This series is well known in Bulgaria. Cukur, which is one of the most successful Turkish series, already has more than 130 episodes. Every week a new 140-minute series comes off the assembly line, which immediately appears on the screens. The story is extremely simple: in the neighborhood of the same name, power is held by a large family that follows an important rule – no drugs. Who does not agree — has to leave. The series has been running since 2017 on Show TV and has already reached its fourth season.
The demand for series in Turkey is huge. As a genre, the local “soaps” correspond to the Latin American “telenovelas”. And not only do they correspond to them, but they have been struggling to displace them for years.
Juan Vicente, director of the Chilean television channel Mega, imported the first Turkish TV series, 1001 Nights, seven years ago. Turkish production breaks all records and saves the television network from bankruptcy. That’s because many Latin Americans are actually conservative and long for an idyllic world, Vicente said. “Family structures in Turkey are very similar to those in South America. Patriarchal manners led by a strong father or grandfather who makes all the decisions.”
In Turkey itself, patriarchal structures have revived during the reign of Recep Tayyip Erdogan’s conservative Islamic government. No wonder Ankara has just left the Istanbul Convention, which protects women from domestic violence, and the LGBT + community from discrimination. Thousands took to the streets against the decision, but were unsuccessful. Turkish filmmakers are also feeling the growing conservatism behind them. At the end of the last century, series with sex, alcohol and “dirty” words were still produced in Turkey, but today they are absolutely taboo on television, says producer Yamac Okur. The supervisory authority imposes serious fines if it finds scenes of violence or sex in a series, he explains. “So we are forced to tell our stories in a very soft way, otherwise the television will not broadcast them.”

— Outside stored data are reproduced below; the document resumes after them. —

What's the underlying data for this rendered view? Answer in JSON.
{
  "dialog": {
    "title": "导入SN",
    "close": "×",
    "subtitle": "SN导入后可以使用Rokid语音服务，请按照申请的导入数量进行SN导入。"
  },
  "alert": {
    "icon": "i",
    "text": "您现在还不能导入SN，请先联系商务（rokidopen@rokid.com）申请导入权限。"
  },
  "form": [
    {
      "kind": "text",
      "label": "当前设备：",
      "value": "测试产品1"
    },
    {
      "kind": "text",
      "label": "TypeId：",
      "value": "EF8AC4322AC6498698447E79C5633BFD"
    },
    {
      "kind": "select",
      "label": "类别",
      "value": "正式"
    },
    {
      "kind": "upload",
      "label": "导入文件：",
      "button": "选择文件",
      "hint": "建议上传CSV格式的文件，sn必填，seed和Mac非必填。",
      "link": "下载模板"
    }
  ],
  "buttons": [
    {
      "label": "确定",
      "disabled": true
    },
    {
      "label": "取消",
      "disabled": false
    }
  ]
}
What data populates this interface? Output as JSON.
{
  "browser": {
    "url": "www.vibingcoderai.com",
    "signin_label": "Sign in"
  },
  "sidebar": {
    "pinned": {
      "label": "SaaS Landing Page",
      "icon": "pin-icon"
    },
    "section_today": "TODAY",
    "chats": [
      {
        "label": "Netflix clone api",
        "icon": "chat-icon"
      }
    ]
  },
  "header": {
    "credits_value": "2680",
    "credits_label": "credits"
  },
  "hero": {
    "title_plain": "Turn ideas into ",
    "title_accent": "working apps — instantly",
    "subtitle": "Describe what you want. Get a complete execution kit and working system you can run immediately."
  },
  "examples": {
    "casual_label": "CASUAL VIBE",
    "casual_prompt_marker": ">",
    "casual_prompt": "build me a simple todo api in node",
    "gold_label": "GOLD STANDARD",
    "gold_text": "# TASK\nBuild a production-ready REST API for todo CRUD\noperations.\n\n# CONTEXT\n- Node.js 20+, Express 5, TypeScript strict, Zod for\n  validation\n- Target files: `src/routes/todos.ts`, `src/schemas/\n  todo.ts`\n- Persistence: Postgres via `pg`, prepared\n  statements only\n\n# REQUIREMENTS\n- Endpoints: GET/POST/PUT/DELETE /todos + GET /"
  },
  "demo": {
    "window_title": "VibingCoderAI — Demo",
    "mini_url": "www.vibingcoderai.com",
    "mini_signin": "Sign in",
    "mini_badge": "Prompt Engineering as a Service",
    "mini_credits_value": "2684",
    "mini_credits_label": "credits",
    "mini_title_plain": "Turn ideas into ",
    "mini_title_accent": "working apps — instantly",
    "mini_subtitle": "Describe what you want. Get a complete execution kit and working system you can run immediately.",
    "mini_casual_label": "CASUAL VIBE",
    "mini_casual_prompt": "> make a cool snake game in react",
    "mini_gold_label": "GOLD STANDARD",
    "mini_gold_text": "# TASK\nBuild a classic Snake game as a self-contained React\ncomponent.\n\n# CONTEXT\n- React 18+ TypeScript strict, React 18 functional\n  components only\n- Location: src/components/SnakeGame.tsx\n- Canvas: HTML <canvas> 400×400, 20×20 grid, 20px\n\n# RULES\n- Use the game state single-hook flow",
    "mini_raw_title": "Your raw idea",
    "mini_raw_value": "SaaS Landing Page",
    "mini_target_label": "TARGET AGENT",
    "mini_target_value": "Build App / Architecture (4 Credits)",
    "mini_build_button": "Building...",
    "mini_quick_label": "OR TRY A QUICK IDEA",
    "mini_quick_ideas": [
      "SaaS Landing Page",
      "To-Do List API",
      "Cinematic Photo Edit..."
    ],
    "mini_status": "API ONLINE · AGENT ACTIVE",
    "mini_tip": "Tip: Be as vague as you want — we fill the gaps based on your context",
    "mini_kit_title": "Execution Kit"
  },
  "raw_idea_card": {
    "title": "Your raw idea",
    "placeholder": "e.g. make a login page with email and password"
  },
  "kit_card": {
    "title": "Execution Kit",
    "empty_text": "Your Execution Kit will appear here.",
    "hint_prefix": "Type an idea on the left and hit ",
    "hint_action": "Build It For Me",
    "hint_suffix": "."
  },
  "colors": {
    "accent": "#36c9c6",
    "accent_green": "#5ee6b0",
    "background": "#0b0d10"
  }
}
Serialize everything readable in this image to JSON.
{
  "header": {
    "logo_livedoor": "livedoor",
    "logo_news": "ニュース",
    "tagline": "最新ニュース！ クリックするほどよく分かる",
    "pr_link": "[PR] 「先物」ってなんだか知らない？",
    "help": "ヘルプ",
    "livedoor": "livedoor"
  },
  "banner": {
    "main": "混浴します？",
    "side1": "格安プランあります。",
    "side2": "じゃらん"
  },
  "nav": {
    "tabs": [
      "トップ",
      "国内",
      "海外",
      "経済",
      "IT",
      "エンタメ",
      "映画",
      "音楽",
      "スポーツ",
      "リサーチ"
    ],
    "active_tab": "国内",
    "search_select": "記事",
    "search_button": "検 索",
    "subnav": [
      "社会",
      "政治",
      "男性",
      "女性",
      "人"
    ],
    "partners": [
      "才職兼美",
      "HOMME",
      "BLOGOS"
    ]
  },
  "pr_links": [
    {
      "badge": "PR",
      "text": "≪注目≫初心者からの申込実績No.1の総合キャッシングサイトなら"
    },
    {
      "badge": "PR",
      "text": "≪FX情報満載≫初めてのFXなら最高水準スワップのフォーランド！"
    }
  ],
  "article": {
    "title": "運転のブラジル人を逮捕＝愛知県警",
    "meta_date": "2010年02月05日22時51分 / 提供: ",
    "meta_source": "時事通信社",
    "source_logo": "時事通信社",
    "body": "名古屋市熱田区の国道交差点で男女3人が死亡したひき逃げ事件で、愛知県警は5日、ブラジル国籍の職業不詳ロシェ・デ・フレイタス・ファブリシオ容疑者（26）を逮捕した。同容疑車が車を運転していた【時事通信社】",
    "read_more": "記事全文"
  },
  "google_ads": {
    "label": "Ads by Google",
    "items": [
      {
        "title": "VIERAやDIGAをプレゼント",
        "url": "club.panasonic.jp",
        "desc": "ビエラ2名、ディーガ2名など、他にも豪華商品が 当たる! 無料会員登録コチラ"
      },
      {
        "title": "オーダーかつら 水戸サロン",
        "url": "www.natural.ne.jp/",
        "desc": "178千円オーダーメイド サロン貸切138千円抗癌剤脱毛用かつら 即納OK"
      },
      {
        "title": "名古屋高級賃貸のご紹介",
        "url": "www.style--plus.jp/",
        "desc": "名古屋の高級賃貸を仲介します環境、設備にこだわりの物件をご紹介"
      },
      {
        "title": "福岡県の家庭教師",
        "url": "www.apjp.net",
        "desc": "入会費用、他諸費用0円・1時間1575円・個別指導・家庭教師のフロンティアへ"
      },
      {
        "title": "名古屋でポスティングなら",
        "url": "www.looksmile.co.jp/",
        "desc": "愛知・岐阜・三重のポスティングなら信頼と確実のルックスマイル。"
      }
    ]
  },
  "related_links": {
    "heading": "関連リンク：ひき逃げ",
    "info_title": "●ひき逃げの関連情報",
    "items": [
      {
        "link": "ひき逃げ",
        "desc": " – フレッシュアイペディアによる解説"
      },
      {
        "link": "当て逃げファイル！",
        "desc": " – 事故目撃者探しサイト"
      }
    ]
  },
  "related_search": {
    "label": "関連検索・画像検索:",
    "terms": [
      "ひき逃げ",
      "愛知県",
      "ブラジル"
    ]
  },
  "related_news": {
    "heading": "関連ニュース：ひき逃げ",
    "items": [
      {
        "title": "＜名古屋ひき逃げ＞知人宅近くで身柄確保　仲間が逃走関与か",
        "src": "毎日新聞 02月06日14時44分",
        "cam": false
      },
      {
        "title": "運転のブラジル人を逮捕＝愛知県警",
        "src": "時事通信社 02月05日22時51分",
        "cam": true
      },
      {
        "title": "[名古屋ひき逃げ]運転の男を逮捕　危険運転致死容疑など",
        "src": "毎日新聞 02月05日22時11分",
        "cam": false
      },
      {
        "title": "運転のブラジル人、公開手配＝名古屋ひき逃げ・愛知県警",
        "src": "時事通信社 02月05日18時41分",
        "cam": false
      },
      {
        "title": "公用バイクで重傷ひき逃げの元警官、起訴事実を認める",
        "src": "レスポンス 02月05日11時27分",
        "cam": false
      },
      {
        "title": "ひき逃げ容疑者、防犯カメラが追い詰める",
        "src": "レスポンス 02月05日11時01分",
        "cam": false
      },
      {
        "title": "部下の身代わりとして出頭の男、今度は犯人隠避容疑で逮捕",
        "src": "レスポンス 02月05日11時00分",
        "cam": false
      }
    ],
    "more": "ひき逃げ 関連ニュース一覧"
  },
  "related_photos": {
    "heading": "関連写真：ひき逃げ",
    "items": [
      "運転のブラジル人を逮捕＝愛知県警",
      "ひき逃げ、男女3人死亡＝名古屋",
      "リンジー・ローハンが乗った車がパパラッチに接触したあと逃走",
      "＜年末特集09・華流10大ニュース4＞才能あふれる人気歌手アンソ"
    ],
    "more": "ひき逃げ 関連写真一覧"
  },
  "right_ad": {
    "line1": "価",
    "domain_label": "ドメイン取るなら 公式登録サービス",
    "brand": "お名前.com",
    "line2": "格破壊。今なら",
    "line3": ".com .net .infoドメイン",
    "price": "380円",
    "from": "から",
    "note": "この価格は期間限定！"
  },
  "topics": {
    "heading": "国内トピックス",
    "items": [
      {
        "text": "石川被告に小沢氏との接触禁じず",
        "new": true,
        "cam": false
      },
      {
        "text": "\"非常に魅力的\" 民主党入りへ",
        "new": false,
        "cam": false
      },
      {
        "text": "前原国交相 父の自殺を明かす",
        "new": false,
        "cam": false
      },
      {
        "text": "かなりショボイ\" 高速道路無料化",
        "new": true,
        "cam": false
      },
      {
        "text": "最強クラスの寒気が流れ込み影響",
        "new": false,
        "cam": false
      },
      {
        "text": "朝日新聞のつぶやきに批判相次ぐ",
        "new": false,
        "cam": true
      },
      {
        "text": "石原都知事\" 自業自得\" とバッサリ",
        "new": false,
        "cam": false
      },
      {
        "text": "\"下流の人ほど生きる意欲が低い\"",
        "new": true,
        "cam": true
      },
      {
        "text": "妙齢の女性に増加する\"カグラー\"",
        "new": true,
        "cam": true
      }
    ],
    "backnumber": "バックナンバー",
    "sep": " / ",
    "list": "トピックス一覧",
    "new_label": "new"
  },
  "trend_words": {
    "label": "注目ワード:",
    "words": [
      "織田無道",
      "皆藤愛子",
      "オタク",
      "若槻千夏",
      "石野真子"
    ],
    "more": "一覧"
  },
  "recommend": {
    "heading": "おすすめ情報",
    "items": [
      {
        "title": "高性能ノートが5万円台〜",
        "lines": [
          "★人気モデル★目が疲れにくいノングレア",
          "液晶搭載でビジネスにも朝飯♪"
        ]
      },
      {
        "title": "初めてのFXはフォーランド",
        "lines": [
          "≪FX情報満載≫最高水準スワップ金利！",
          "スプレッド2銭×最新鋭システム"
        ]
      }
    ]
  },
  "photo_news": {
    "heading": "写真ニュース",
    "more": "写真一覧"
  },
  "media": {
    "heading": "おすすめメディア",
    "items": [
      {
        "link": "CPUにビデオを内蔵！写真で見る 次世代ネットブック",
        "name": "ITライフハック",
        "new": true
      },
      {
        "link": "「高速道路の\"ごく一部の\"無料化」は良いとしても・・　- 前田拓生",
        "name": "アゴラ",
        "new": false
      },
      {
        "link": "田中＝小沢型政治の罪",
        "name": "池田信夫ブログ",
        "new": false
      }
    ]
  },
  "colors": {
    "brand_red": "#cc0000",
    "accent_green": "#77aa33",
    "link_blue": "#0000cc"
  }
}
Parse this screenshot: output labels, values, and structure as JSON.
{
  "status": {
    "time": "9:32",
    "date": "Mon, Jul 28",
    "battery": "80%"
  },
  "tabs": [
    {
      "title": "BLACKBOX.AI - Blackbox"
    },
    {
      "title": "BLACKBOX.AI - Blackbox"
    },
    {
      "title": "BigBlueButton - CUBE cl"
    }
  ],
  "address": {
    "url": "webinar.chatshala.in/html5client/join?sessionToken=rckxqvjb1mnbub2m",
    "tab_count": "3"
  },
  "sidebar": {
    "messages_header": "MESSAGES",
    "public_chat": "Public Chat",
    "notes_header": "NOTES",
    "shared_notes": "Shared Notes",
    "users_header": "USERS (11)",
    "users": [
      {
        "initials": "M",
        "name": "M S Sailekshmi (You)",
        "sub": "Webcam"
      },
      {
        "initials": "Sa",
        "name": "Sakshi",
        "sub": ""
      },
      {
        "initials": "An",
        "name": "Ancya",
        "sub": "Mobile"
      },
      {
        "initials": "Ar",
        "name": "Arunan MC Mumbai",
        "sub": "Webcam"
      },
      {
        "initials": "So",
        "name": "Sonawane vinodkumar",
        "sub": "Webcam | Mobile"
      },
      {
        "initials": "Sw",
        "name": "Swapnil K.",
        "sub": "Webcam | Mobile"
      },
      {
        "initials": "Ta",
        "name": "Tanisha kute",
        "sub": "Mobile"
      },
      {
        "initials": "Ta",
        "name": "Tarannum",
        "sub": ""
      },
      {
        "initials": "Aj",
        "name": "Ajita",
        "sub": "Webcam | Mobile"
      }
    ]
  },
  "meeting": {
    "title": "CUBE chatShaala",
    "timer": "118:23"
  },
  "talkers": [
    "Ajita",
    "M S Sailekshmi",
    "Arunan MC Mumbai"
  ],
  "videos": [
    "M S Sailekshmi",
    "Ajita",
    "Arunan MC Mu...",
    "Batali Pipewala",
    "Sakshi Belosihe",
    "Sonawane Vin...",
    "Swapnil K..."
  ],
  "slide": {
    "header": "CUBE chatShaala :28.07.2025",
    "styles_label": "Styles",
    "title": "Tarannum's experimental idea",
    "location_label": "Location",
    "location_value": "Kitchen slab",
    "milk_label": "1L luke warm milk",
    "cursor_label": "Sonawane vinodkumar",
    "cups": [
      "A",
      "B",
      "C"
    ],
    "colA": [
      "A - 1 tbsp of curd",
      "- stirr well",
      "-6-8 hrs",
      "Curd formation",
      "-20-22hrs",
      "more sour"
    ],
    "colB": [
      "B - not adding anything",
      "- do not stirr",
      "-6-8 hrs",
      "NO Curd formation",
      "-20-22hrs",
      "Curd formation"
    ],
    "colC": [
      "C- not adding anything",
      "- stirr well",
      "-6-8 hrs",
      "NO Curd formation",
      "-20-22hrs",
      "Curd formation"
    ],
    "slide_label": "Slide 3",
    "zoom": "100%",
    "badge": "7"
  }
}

There is still action. Mafia structures are indeed part of the story, but the most important storylines revolve around family and love torments.
The Turkish neighborhood in which the plot of Cukur takes place looks quite authentic and very different from the glamorous life of the middle and upper class, which is represented by most Turkish series – with expensive cars, chic outfits and the obligatory brilliance of the Bosphorus as a background. The filming of the Cukur takes place in the “Balat” neighborhood, where Jewish, Armenian and Greek communities once lived, and today – mainly workers. This until recently ordinary working-class neighborhoods have been reaping dividends lately thanks to the series: in recent years, cafes have sprung up in every corner, many of which are self-promoted using the series. During the filming, hundreds of people gathered outside the fences, and street vendors tried to give them souvenirs related to the Cukur. Soon, tourists from Latin America will probably appear in the narrow streets of “Balat”, after the series started so successfully in Chile.
Turkey has become the second largest exporter of television series after Hollywood. It strives for a position of a kind of “soft power”, which in the form of romantic historical dramas from the Ottoman era builds a specific image: the image of a great empire, which is reflected in the current policy of the current Turkish government. Producer Okur looks at things more clearly: “Through the series, we also export our culture, language and Turkish products. Many people learn about them abroad for the first time from our films. Take, for example, Turkish music, which is already popular even in Latin America. “
The Turkish film industry estimates that in 2023 the turnover of the series will reach one billion dollars. After breaking into the Arab world, and now South America, Turkish soaps are now looking at their new strategic goals: Spain and Italy.